Benintendi’s hit to right field ended with a replay review. Rather than throw to the cutoff man, right fielder Yasiel Puig fired home to try nabbing Mookie Betts, but his throw was poor. Catcher Austin Barnes caught the ball a few feet in front of and to the right of home plate, then whipped the ball to second base in an attempt to get Benintendi. Benintendi clearly beat the throw, but shortstop Manny Machado kept the tag applied. After Benintendi was ruled safe, the Dodgers challenged, arguing that Benintendi’s hand may have come off the second base bag for a microsecond while Machado’s glove was on him. The ruling on the field was upheld and the Red Sox continued to rally.

Replay review over base-keeping is not in the spirit of the rule and shouldn’t be permitted. Hopefully Major League Baseball considers changing the rule in the offseason. Besides the oftentimes uncontrollable minute infractions, these kinds of replay reviews slow the game down more than other types of reviews because they tend not to be as obvious as other situations.

Baseball has become so technical and rigid that it seems foolish to leave gray area in this regard.

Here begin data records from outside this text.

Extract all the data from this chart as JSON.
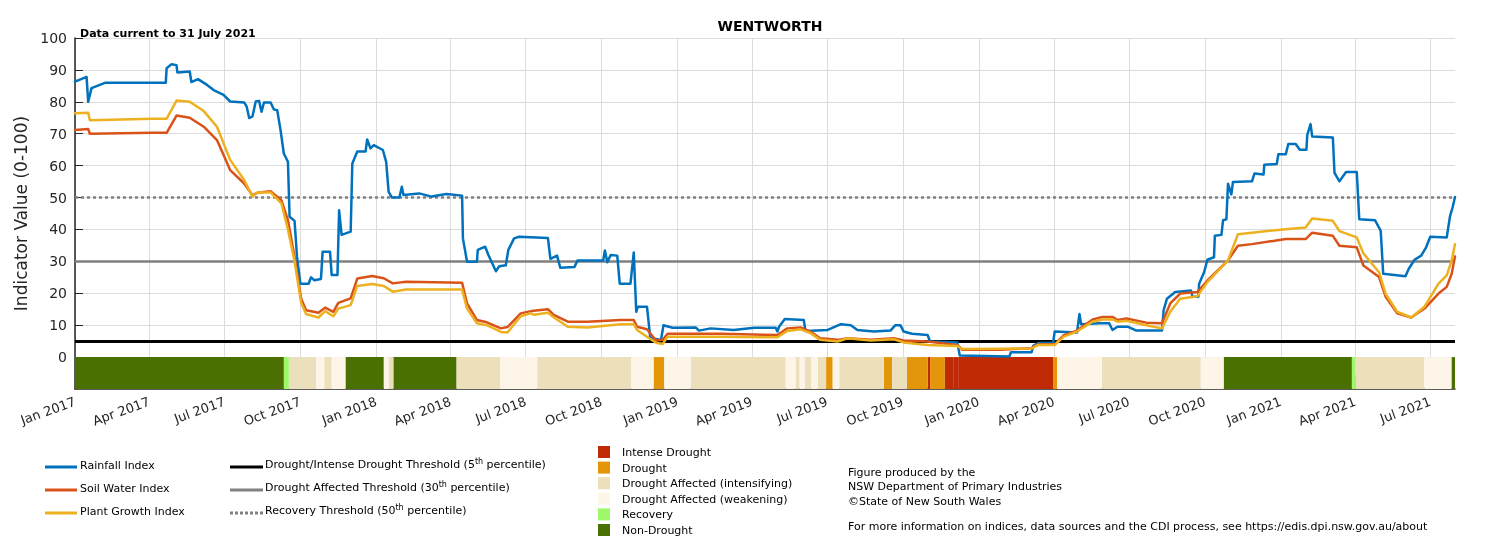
{
  "chart_data": {
    "type": "line",
    "title": "WENTWORTH",
    "subtitle": "Data current to 31 July 2021",
    "ylabel": "Indicator Value (0-100)",
    "xlim": [
      "2017-01-01",
      "2021-07-31"
    ],
    "xticks": [
      {
        "value": "2017-01-01",
        "label": "Jan 2017"
      },
      {
        "value": "2017-04-01",
        "label": "Apr 2017"
      },
      {
        "value": "2017-07-01",
        "label": "Jul 2017"
      },
      {
        "value": "2017-10-01",
        "label": "Oct 2017"
      },
      {
        "value": "2018-01-01",
        "label": "Jan 2018"
      },
      {
        "value": "2018-04-01",
        "label": "Apr 2018"
      },
      {
        "value": "2018-07-01",
        "label": "Jul 2018"
      },
      {
        "value": "2018-10-01",
        "label": "Oct 2018"
      },
      {
        "value": "2019-01-01",
        "label": "Jan 2019"
      },
      {
        "value": "2019-04-01",
        "label": "Apr 2019"
      },
      {
        "value": "2019-07-01",
        "label": "Jul 2019"
      },
      {
        "value": "2019-10-01",
        "label": "Oct 2019"
      },
      {
        "value": "2020-01-01",
        "label": "Jan 2020"
      },
      {
        "value": "2020-04-01",
        "label": "Apr 2020"
      },
      {
        "value": "2020-07-01",
        "label": "Jul 2020"
      },
      {
        "value": "2020-10-01",
        "label": "Oct 2020"
      },
      {
        "value": "2021-01-01",
        "label": "Jan 2021"
      },
      {
        "value": "2021-04-01",
        "label": "Apr 2021"
      },
      {
        "value": "2021-07-01",
        "label": "Jul 2021"
      }
    ],
    "ylim": [
      -10,
      100
    ],
    "yticks": [
      0,
      10,
      20,
      30,
      40,
      50,
      60,
      70,
      80,
      90,
      100
    ],
    "grid": true,
    "legend": "bottom",
    "marker": "none",
    "x": [
      "2017-01-01",
      "2017-01-17",
      "2017-01-19",
      "2017-04-05",
      "2017-04-22",
      "2017-05-04",
      "2017-05-20",
      "2017-06-06",
      "2017-06-22",
      "2017-07-08",
      "2017-07-25",
      "2017-08-04",
      "2017-08-10",
      "2017-08-26",
      "2017-09-08",
      "2017-09-16",
      "2017-09-24",
      "2017-10-02",
      "2017-10-08",
      "2017-10-23",
      "2017-10-31",
      "2017-11-10",
      "2017-11-16",
      "2017-12-01",
      "2017-12-09",
      "2017-12-27",
      "2018-01-10",
      "2018-01-21",
      "2018-02-06",
      "2018-04-15",
      "2018-04-21",
      "2018-05-03",
      "2018-05-15",
      "2018-06-01",
      "2018-06-09",
      "2018-06-25",
      "2018-07-07",
      "2018-07-11",
      "2018-07-28",
      "2018-08-04",
      "2018-08-21",
      "2018-09-14",
      "2018-10-24",
      "2018-11-09",
      "2018-11-13",
      "2018-11-25",
      "2018-12-06",
      "2018-12-14",
      "2018-12-20",
      "2019-02-22",
      "2019-05-02",
      "2019-05-14",
      "2019-05-30",
      "2019-06-11",
      "2019-06-23",
      "2019-07-14",
      "2019-07-26",
      "2019-08-23",
      "2019-09-20",
      "2019-10-02",
      "2019-10-31",
      "2019-12-06",
      "2019-12-12",
      "2020-01-27",
      "2020-03-05",
      "2020-03-13",
      "2020-04-02",
      "2020-04-13",
      "2020-04-29",
      "2020-05-18",
      "2020-05-30",
      "2020-06-11",
      "2020-06-17",
      "2020-06-28",
      "2020-07-22",
      "2020-08-10",
      "2020-08-20",
      "2020-09-01",
      "2020-09-22",
      "2020-10-04",
      "2020-10-29",
      "2020-11-10",
      "2020-11-27",
      "2021-01-07",
      "2021-01-31",
      "2021-02-08",
      "2021-03-05",
      "2021-03-13",
      "2021-04-03",
      "2021-04-11",
      "2021-04-30",
      "2021-05-08",
      "2021-05-22",
      "2021-06-08",
      "2021-06-24",
      "2021-07-11",
      "2021-07-21",
      "2021-07-27",
      "2021-07-31"
    ],
    "series": [
      {
        "name": "Rainfall Index",
        "color": "#0072bd",
        "x": [
          "2017-01-01",
          "2017-01-15",
          "2017-01-17",
          "2017-01-21",
          "2017-02-07",
          "2017-04-21",
          "2017-04-22",
          "2017-04-28",
          "2017-05-04",
          "2017-05-05",
          "2017-05-20",
          "2017-05-22",
          "2017-05-30",
          "2017-06-10",
          "2017-06-18",
          "2017-06-30",
          "2017-07-08",
          "2017-07-25",
          "2017-07-28",
          "2017-07-31",
          "2017-08-04",
          "2017-08-08",
          "2017-08-12",
          "2017-08-15",
          "2017-08-18",
          "2017-08-26",
          "2017-08-30",
          "2017-09-03",
          "2017-09-07",
          "2017-09-11",
          "2017-09-16",
          "2017-09-18",
          "2017-09-24",
          "2017-09-27",
          "2017-10-01",
          "2017-10-11",
          "2017-10-14",
          "2017-10-18",
          "2017-10-26",
          "2017-10-28",
          "2017-11-06",
          "2017-11-08",
          "2017-11-15",
          "2017-11-17",
          "2017-11-20",
          "2017-12-01",
          "2017-12-03",
          "2017-12-09",
          "2017-12-19",
          "2017-12-21",
          "2017-12-25",
          "2017-12-29",
          "2018-01-09",
          "2018-01-13",
          "2018-01-16",
          "2018-01-20",
          "2018-01-29",
          "2018-02-01",
          "2018-02-03",
          "2018-02-22",
          "2018-03-09",
          "2018-03-27",
          "2018-04-15",
          "2018-04-16",
          "2018-04-21",
          "2018-05-03",
          "2018-05-04",
          "2018-05-13",
          "2018-05-17",
          "2018-05-26",
          "2018-05-30",
          "2018-06-07",
          "2018-06-10",
          "2018-06-17",
          "2018-06-23",
          "2018-07-28",
          "2018-07-31",
          "2018-08-08",
          "2018-08-12",
          "2018-08-29",
          "2018-09-02",
          "2018-10-03",
          "2018-10-05",
          "2018-10-08",
          "2018-10-12",
          "2018-10-20",
          "2018-10-23",
          "2018-11-05",
          "2018-11-09",
          "2018-11-12",
          "2018-11-14",
          "2018-11-25",
          "2018-11-29",
          "2018-12-12",
          "2018-12-15",
          "2018-12-26",
          "2019-01-23",
          "2019-01-27",
          "2019-02-10",
          "2019-03-10",
          "2019-04-04",
          "2019-04-30",
          "2019-05-02",
          "2019-05-04",
          "2019-05-11",
          "2019-06-03",
          "2019-06-05",
          "2019-07-02",
          "2019-07-18",
          "2019-07-30",
          "2019-08-07",
          "2019-08-27",
          "2019-09-16",
          "2019-09-22",
          "2019-09-28",
          "2019-10-02",
          "2019-10-12",
          "2019-10-31",
          "2019-11-03",
          "2019-12-06",
          "2019-12-09",
          "2020-02-07",
          "2020-02-09",
          "2020-03-05",
          "2020-03-07",
          "2020-03-13",
          "2020-03-31",
          "2020-04-02",
          "2020-04-29",
          "2020-05-02",
          "2020-05-04",
          "2020-05-26",
          "2020-06-07",
          "2020-06-11",
          "2020-06-17",
          "2020-06-30",
          "2020-07-10",
          "2020-08-10",
          "2020-08-12",
          "2020-08-16",
          "2020-08-26",
          "2020-09-14",
          "2020-09-16",
          "2020-09-23",
          "2020-09-24",
          "2020-09-30",
          "2020-10-04",
          "2020-10-12",
          "2020-10-13",
          "2020-10-21",
          "2020-10-23",
          "2020-10-27",
          "2020-10-29",
          "2020-11-02",
          "2020-11-04",
          "2020-11-27",
          "2020-11-30",
          "2020-12-11",
          "2020-12-12",
          "2020-12-27",
          "2020-12-29",
          "2021-01-07",
          "2021-01-10",
          "2021-01-19",
          "2021-01-24",
          "2021-02-01",
          "2021-02-02",
          "2021-02-06",
          "2021-02-08",
          "2021-03-05",
          "2021-03-07",
          "2021-03-13",
          "2021-03-21",
          "2021-04-03",
          "2021-04-06",
          "2021-04-25",
          "2021-05-02",
          "2021-05-05",
          "2021-06-01",
          "2021-06-05",
          "2021-06-12",
          "2021-06-20",
          "2021-06-26",
          "2021-07-01",
          "2021-07-21",
          "2021-07-25",
          "2021-07-28",
          "2021-07-31"
        ],
        "values": [
          86.3,
          87.8,
          80.0,
          84.3,
          86.0,
          86.0,
          90.5,
          91.8,
          91.5,
          89.2,
          89.5,
          86.2,
          87.1,
          85.3,
          83.7,
          82.2,
          80.1,
          79.8,
          78.5,
          74.9,
          75.4,
          80.1,
          80.3,
          76.9,
          79.8,
          79.8,
          77.6,
          77.4,
          71.2,
          63.8,
          61.2,
          44.0,
          42.7,
          31.4,
          23.0,
          23.0,
          25.0,
          24.1,
          24.5,
          33.0,
          33.0,
          25.7,
          25.7,
          46.0,
          38.3,
          39.3,
          60.7,
          64.4,
          64.4,
          68.2,
          65.4,
          66.4,
          64.9,
          61.2,
          51.8,
          50.0,
          50.0,
          53.4,
          50.8,
          51.3,
          50.3,
          51.1,
          50.6,
          37.2,
          29.9,
          29.9,
          33.6,
          34.6,
          31.9,
          26.9,
          28.5,
          28.8,
          33.6,
          37.2,
          37.7,
          37.3,
          30.8,
          31.8,
          28.0,
          28.2,
          30.3,
          30.3,
          33.4,
          29.7,
          32.0,
          31.8,
          23.0,
          23.0,
          32.8,
          14.2,
          15.8,
          15.8,
          6.0,
          5.4,
          10.0,
          9.2,
          9.3,
          8.3,
          9.0,
          8.5,
          9.2,
          9.2,
          8.0,
          9.5,
          11.9,
          11.6,
          8.2,
          8.5,
          10.3,
          10.0,
          8.5,
          8.0,
          8.3,
          10.0,
          10.0,
          8.0,
          7.3,
          6.9,
          4.9,
          4.6,
          0.5,
          0.2,
          1.5,
          1.5,
          3.5,
          4.4,
          4.4,
          8.0,
          7.7,
          13.5,
          10.3,
          10.6,
          10.6,
          8.5,
          9.5,
          9.5,
          8.3,
          8.3,
          14.7,
          18.3,
          20.4,
          20.9,
          18.9,
          18.9,
          23.0,
          26.6,
          30.5,
          31.3,
          38.0,
          38.3,
          42.9,
          43.2,
          54.3,
          51.0,
          54.9,
          55.1,
          57.5,
          57.2,
          60.3,
          60.5,
          63.6,
          63.6,
          66.8,
          66.8,
          65.0,
          65.0,
          69.6,
          73.0,
          69.1,
          68.8,
          57.7,
          55.1,
          58.0,
          58.0,
          43.2,
          42.9,
          39.6,
          26.1,
          25.3,
          27.7,
          30.5,
          31.8,
          34.4,
          37.7,
          37.5,
          44.2,
          46.8,
          50.2
        ]
      },
      {
        "name": "Soil Water Index",
        "color": "#d95319",
        "values": [
          71.2,
          71.5,
          70.0,
          70.3,
          70.3,
          75.7,
          75.0,
          72.2,
          68.0,
          58.6,
          54.4,
          50.7,
          51.5,
          52.0,
          49.2,
          42.9,
          31.4,
          18.3,
          14.7,
          13.9,
          15.5,
          14.2,
          17.0,
          18.4,
          24.6,
          25.4,
          24.7,
          23.1,
          23.6,
          23.3,
          16.8,
          11.6,
          10.9,
          9.0,
          9.4,
          13.7,
          14.4,
          14.5,
          15.0,
          13.2,
          11.1,
          11.1,
          11.6,
          11.6,
          9.5,
          8.7,
          5.2,
          5.4,
          7.3,
          7.3,
          6.9,
          9.0,
          9.3,
          8.0,
          5.9,
          5.4,
          5.9,
          5.4,
          5.9,
          5.2,
          4.9,
          3.8,
          2.3,
          2.3,
          2.8,
          4.0,
          4.0,
          6.9,
          8.3,
          11.8,
          12.6,
          12.6,
          11.6,
          12.1,
          10.8,
          10.6,
          16.8,
          19.9,
          20.4,
          24.0,
          30.3,
          34.9,
          35.4,
          37.0,
          37.0,
          39.0,
          38.0,
          34.9,
          34.4,
          28.7,
          25.1,
          18.9,
          13.7,
          12.4,
          15.2,
          19.9,
          22.0,
          26.1,
          31.5
        ]
      },
      {
        "name": "Plant Growth Index",
        "color": "#edb120",
        "values": [
          76.4,
          76.6,
          74.2,
          74.7,
          74.7,
          80.4,
          80.0,
          77.1,
          72.2,
          61.8,
          55.5,
          50.3,
          51.6,
          51.6,
          48.2,
          40.0,
          30.0,
          17.0,
          13.5,
          12.4,
          14.4,
          12.8,
          15.2,
          16.3,
          22.3,
          22.9,
          22.3,
          20.5,
          21.2,
          21.2,
          15.2,
          10.6,
          10.0,
          7.9,
          7.7,
          12.8,
          13.7,
          13.3,
          13.9,
          12.5,
          9.5,
          9.3,
          10.3,
          10.3,
          8.5,
          6.4,
          4.5,
          4.1,
          6.4,
          6.4,
          6.2,
          8.2,
          8.7,
          7.5,
          5.4,
          4.9,
          5.9,
          5.2,
          5.6,
          4.6,
          3.8,
          3.5,
          2.5,
          2.6,
          2.7,
          3.8,
          3.8,
          6.4,
          8.0,
          11.1,
          11.8,
          11.8,
          11.1,
          11.4,
          10.0,
          9.0,
          14.2,
          18.3,
          19.1,
          23.5,
          30.3,
          38.5,
          39.0,
          40.1,
          40.6,
          43.4,
          42.7,
          39.5,
          37.5,
          32.5,
          26.6,
          19.8,
          14.2,
          12.4,
          15.8,
          23.0,
          25.6,
          30.3,
          35.4
        ]
      }
    ],
    "ref_lines": [
      {
        "axis": "y",
        "value": 5,
        "label": "Drought/Intense Drought Threshold (5$^{th}$ percentile)",
        "color": "#000000",
        "line_style": "solid"
      },
      {
        "axis": "y",
        "value": 30,
        "label": "Drought Affected Threshold (30$^{th}$ percentile)",
        "color": "#808080",
        "line_style": "solid"
      },
      {
        "axis": "y",
        "value": 50,
        "label": "Recovery Threshold (50$^{th}$ percentile)",
        "color": "#808080",
        "line_style": "dotted"
      }
    ],
    "bands": [
      {
        "axis": "x",
        "from": "2019-12-01",
        "to": "2019-12-07",
        "label": "Intense Drought",
        "color": "#bf2a05"
      },
      {
        "axis": "x",
        "from": "2019-10-31",
        "to": "2019-11-03",
        "color": "#bf2a05"
      },
      {
        "axis": "x",
        "from": "2019-11-21",
        "to": "2019-12-01",
        "color": "#bf2a05"
      },
      {
        "axis": "x",
        "from": "2019-12-07",
        "to": "2020-03-31",
        "color": "#bf2a05"
      },
      {
        "axis": "x",
        "from": "2018-12-03",
        "to": "2018-12-16",
        "label": "Drought",
        "color": "#e4960a"
      },
      {
        "axis": "x",
        "from": "2019-06-30",
        "to": "2019-07-08",
        "color": "#e4960a"
      },
      {
        "axis": "x",
        "from": "2019-09-08",
        "to": "2019-09-18",
        "color": "#e4960a"
      },
      {
        "axis": "x",
        "from": "2019-10-06",
        "to": "2019-10-31",
        "color": "#e4960a"
      },
      {
        "axis": "x",
        "from": "2019-11-03",
        "to": "2019-11-21",
        "color": "#e4960a"
      },
      {
        "axis": "x",
        "from": "2020-03-31",
        "to": "2020-04-05",
        "color": "#e4960a"
      },
      {
        "axis": "x",
        "from": "2017-09-17",
        "to": "2017-10-20",
        "label": "Drought Affected (intensifying)",
        "color": "#ece0bc"
      },
      {
        "axis": "x",
        "from": "2017-10-30",
        "to": "2017-11-08",
        "color": "#ece0bc"
      },
      {
        "axis": "x",
        "from": "2018-01-16",
        "to": "2018-01-22",
        "color": "#ece0bc"
      },
      {
        "axis": "x",
        "from": "2018-04-08",
        "to": "2018-05-31",
        "color": "#ece0bc"
      },
      {
        "axis": "x",
        "from": "2018-07-15",
        "to": "2018-11-06",
        "color": "#ece0bc"
      },
      {
        "axis": "x",
        "from": "2019-01-17",
        "to": "2019-05-12",
        "color": "#ece0bc"
      },
      {
        "axis": "x",
        "from": "2019-05-24",
        "to": "2019-05-29",
        "color": "#ece0bc"
      },
      {
        "axis": "x",
        "from": "2019-06-04",
        "to": "2019-06-12",
        "color": "#ece0bc"
      },
      {
        "axis": "x",
        "from": "2019-06-20",
        "to": "2019-06-30",
        "color": "#ece0bc"
      },
      {
        "axis": "x",
        "from": "2019-07-16",
        "to": "2019-09-08",
        "color": "#ece0bc"
      },
      {
        "axis": "x",
        "from": "2019-09-18",
        "to": "2019-10-06",
        "color": "#ece0bc"
      },
      {
        "axis": "x",
        "from": "2020-05-29",
        "to": "2020-09-26",
        "color": "#ece0bc"
      },
      {
        "axis": "x",
        "from": "2021-04-01",
        "to": "2021-06-24",
        "color": "#ece0bc"
      },
      {
        "axis": "x",
        "from": "2017-10-20",
        "to": "2017-10-30",
        "label": "Drought Affected (weakening)",
        "color": "#fdf5e8"
      },
      {
        "axis": "x",
        "from": "2017-11-08",
        "to": "2017-11-25",
        "color": "#fdf5e8"
      },
      {
        "axis": "x",
        "from": "2018-01-10",
        "to": "2018-01-16",
        "color": "#fdf5e8"
      },
      {
        "axis": "x",
        "from": "2018-05-31",
        "to": "2018-07-15",
        "color": "#fdf5e8"
      },
      {
        "axis": "x",
        "from": "2018-11-06",
        "to": "2018-12-03",
        "color": "#fdf5e8"
      },
      {
        "axis": "x",
        "from": "2018-12-16",
        "to": "2019-01-17",
        "color": "#fdf5e8"
      },
      {
        "axis": "x",
        "from": "2019-05-12",
        "to": "2019-05-24",
        "color": "#fdf5e8"
      },
      {
        "axis": "x",
        "from": "2019-05-29",
        "to": "2019-06-04",
        "color": "#fdf5e8"
      },
      {
        "axis": "x",
        "from": "2019-06-12",
        "to": "2019-06-20",
        "color": "#fdf5e8"
      },
      {
        "axis": "x",
        "from": "2019-07-08",
        "to": "2019-07-16",
        "color": "#fdf5e8"
      },
      {
        "axis": "x",
        "from": "2020-04-05",
        "to": "2020-05-29",
        "color": "#fdf5e8"
      },
      {
        "axis": "x",
        "from": "2020-09-26",
        "to": "2020-10-24",
        "color": "#fdf5e8"
      },
      {
        "axis": "x",
        "from": "2021-06-24",
        "to": "2021-07-27",
        "color": "#fdf5e8"
      },
      {
        "axis": "x",
        "from": "2017-09-11",
        "to": "2017-09-17",
        "label": "Recovery",
        "color": "#9ff76a"
      },
      {
        "axis": "x",
        "from": "2021-03-28",
        "to": "2021-04-01",
        "color": "#9ff76a"
      },
      {
        "axis": "x",
        "from": "2017-01-01",
        "to": "2017-09-11",
        "label": "Non-Drought",
        "color": "#4b7002"
      },
      {
        "axis": "x",
        "from": "2017-11-25",
        "to": "2018-01-10",
        "color": "#4b7002"
      },
      {
        "axis": "x",
        "from": "2018-01-22",
        "to": "2018-04-08",
        "color": "#4b7002"
      },
      {
        "axis": "x",
        "from": "2020-10-24",
        "to": "2021-03-28",
        "color": "#4b7002"
      },
      {
        "axis": "x",
        "from": "2021-07-27",
        "to": "2021-07-31",
        "color": "#4b7002"
      }
    ],
    "annotations": [
      "Figure produced by the\nNSW Department of Primary Industries\n©State of New South Wales",
      "For more information on indices, data sources and the CDI process, see https://edis.dpi.nsw.gov.au/about"
    ]
  }
}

A runner is either off the base or he isn’t. However, the gradual result of enforcing these “runner’s hand came off the base for a fraction of a second” situations is runners running less aggressively and sliding less often so there’s no potential of them losing control of their body around the base. Base running, particularly the aggressive, sliding variety, is quietly one of the most fun aspects of the game. Policing the game to this degree, then, serves to make the game less fun and exciting.

Where does one draw the line then? To quote Supreme Court Justice Potter Stewart, describing obscenity in Jacobellis v. Ohio, “I know it when I see it.” This is one area where I am comfortable giving the umpires freedom to enforce the rule at their discretion and making these situations impermissible for replay review.